Giudecca Grilled Eggplant Involtini
Giudecca Grilled Eggplant Involtini is a classic Venetian dish that features grilled eggplant slices rolled up with a savory filling. This dish is bursting with flavors and is perfect for a special occasion or a cozy dinner at home.
Ingredients
- 2 large eggplants, sliced lengthwise
- 1 cup ricotta cheese
- 1/2 cup grated Parmesan cheese
- 1/4 cup chopped fresh basil
- 2 cloves garlic, minced
- 1/4 teaspoon red pepper flakes
- Salt and pepper to taste
- 1 cup marinara sauce
- 2 tablespoons olive oil
Instructions
- Preheat a grill or grill pan over medium-high heat.
- Brush the eggplant slices with olive oil and season with salt and pepper.
- Grill the eggplant slices for 3-4 minutes per side, until tender and lightly charred. Remove from the grill and let cool.
- In a bowl, combine the ricotta, Parmesan, basil, garlic, red pepper flakes, salt, and pepper.
- Spread a spoonful of the cheese mixture onto each eggplant slice.
- Roll up the eggplant slices and place them seam-side down in a baking dish.
- Top the rolled eggplant with marinara sauce and a sprinkle of Parmesan cheese.
- Bake in a preheated oven at 375°F for 20 minutes, until the cheese is bubbly and golden.

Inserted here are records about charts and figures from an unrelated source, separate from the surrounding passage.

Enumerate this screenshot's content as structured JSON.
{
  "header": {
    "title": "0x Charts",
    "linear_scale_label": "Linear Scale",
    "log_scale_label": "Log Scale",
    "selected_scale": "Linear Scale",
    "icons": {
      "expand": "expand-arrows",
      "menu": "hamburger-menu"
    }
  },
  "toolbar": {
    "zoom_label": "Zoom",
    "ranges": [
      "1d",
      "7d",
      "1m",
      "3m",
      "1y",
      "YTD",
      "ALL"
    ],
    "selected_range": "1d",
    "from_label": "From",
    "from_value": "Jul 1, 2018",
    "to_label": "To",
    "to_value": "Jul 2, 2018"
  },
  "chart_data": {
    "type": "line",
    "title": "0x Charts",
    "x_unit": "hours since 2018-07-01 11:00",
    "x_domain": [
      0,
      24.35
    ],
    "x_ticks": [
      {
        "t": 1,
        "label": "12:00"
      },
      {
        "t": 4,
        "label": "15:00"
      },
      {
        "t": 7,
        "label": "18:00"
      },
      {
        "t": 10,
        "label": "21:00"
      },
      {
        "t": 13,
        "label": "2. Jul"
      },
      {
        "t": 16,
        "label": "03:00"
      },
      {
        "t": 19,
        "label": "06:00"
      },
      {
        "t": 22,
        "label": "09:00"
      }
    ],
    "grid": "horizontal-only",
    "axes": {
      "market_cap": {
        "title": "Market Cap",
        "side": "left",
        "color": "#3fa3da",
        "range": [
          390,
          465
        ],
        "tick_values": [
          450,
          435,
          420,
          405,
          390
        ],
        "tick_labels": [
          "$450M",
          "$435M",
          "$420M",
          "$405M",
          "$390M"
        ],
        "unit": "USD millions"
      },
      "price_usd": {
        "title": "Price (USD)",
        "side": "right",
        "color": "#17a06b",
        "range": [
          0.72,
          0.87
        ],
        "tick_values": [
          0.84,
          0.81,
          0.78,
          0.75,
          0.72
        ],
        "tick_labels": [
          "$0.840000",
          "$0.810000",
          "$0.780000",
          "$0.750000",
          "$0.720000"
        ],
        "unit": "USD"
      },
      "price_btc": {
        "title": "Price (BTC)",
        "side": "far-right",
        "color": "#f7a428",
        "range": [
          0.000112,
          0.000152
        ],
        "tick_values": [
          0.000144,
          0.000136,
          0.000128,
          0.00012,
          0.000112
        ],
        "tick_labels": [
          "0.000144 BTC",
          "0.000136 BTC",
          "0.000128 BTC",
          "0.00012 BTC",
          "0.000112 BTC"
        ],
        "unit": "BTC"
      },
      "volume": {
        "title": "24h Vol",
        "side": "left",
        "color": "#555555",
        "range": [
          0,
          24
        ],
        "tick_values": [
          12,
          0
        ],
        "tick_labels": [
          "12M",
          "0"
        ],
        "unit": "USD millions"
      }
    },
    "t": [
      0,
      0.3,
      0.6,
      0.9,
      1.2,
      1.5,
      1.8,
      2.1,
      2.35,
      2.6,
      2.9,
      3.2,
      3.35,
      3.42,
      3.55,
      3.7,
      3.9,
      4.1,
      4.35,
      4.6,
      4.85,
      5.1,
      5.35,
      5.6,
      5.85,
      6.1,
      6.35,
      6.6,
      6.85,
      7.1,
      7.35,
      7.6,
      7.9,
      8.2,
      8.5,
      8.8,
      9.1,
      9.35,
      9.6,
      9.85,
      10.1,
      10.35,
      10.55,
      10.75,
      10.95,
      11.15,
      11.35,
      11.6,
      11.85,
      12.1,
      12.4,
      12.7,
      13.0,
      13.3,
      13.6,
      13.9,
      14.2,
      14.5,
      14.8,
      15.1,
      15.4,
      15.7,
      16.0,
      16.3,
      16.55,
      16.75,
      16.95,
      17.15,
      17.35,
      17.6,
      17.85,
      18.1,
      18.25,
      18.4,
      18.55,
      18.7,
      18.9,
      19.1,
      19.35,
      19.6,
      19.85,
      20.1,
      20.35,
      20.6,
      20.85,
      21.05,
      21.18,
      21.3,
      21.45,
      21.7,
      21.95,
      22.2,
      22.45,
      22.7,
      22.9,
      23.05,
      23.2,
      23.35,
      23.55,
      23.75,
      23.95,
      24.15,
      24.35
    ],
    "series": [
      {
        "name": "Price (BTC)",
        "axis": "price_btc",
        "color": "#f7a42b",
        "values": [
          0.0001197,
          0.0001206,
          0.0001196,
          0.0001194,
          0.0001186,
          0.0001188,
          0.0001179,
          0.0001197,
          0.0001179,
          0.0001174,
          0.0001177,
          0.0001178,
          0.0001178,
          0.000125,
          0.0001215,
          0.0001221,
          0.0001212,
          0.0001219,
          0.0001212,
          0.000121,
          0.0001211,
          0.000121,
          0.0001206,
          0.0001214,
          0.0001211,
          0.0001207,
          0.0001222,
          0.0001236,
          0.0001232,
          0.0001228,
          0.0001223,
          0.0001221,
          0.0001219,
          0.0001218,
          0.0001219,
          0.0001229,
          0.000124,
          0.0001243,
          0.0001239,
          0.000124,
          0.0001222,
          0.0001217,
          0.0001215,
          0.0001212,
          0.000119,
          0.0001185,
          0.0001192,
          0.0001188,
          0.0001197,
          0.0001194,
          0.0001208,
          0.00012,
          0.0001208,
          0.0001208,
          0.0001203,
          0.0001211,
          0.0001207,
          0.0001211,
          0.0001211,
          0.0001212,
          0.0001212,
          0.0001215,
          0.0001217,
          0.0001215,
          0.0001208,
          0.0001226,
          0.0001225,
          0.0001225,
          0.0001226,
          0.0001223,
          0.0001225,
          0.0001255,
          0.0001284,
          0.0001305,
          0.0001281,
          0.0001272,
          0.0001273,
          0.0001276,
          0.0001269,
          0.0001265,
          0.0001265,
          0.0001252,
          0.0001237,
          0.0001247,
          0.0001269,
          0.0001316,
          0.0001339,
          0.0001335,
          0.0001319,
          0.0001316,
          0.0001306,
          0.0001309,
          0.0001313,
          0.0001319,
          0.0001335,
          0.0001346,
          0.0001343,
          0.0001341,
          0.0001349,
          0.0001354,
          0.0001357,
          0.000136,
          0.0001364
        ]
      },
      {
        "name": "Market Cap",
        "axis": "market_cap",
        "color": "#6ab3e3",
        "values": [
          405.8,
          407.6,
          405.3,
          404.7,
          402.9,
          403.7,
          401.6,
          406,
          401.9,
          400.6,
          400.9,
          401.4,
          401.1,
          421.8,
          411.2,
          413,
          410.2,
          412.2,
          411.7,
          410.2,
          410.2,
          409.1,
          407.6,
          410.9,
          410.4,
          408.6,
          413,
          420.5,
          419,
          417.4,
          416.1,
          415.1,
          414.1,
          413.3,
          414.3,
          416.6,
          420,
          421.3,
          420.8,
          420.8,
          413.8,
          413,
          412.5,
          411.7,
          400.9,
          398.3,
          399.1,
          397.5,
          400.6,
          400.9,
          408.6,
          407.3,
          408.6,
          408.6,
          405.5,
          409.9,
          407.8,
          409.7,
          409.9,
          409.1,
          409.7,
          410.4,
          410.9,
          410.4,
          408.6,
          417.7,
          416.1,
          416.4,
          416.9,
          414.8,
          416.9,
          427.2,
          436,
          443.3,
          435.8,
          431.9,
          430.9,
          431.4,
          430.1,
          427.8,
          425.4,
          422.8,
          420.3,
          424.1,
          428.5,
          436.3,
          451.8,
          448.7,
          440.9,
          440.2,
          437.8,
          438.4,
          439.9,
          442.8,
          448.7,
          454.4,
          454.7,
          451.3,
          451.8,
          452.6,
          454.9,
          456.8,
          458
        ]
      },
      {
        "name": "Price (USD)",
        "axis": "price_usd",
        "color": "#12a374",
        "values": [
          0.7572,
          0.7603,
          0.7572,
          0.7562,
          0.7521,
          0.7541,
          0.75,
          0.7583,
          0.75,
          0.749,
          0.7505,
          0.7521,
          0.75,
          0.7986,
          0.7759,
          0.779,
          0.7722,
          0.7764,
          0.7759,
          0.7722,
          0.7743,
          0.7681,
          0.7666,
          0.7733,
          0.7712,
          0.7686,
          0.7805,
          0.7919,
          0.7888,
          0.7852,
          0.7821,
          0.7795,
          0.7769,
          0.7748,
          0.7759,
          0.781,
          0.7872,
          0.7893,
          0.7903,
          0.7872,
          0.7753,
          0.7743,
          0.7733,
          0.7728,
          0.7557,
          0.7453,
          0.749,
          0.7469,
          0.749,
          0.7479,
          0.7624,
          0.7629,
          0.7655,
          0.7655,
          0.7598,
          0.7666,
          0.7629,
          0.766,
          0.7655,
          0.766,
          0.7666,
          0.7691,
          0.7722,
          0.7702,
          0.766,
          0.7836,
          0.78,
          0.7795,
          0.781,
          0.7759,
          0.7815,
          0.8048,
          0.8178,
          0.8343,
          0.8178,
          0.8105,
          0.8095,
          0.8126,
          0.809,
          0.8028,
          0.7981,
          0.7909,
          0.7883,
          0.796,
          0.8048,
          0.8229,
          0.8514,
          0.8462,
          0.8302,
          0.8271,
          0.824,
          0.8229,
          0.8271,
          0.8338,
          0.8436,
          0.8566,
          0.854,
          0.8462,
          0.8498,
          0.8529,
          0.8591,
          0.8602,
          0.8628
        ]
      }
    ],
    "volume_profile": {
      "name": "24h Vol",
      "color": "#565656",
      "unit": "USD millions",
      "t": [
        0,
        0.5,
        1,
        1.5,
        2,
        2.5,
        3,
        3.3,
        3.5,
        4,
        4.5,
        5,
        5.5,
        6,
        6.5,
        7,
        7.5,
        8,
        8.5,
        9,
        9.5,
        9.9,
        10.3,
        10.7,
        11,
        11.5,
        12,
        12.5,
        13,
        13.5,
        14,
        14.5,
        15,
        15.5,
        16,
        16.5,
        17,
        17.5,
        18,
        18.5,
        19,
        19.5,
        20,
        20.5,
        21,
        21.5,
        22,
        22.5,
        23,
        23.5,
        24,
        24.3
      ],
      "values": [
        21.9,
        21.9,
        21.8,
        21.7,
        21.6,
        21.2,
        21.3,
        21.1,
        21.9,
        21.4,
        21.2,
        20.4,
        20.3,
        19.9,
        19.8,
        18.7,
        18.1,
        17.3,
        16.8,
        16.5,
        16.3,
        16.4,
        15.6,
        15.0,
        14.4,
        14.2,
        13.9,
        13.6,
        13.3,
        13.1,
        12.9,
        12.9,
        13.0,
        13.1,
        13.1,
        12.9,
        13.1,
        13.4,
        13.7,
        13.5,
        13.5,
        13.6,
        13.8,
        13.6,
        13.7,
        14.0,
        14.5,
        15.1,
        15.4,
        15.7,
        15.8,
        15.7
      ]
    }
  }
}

- Serve the Giudecca Grilled Eggplant Involtini hot, garnished with fresh basil.
Cooking & Preparation
- Preparation time:
- 20 minutes
- Cooking time:
- 25 minutes
- Total time:
- 45 minutes
- Cooking method
- Stovetop
Nutritional facts per 1 serving
- Calories
- 220 per serving
- Carbohydrates
- 15g
- Protein
- 8g
- Fat
- 15g
Supplies
Baking dish Grill or grill pan
Tools
Knife Cutting board Bowl Brush for oil
Serving suggestions
Serve the Giudecca Grilled Eggplant Involtini with a side of crusty bread and a fresh green salad.
Tips & tricks
For a smoky flavor, you can also grill the eggplant slices on an outdoor grill.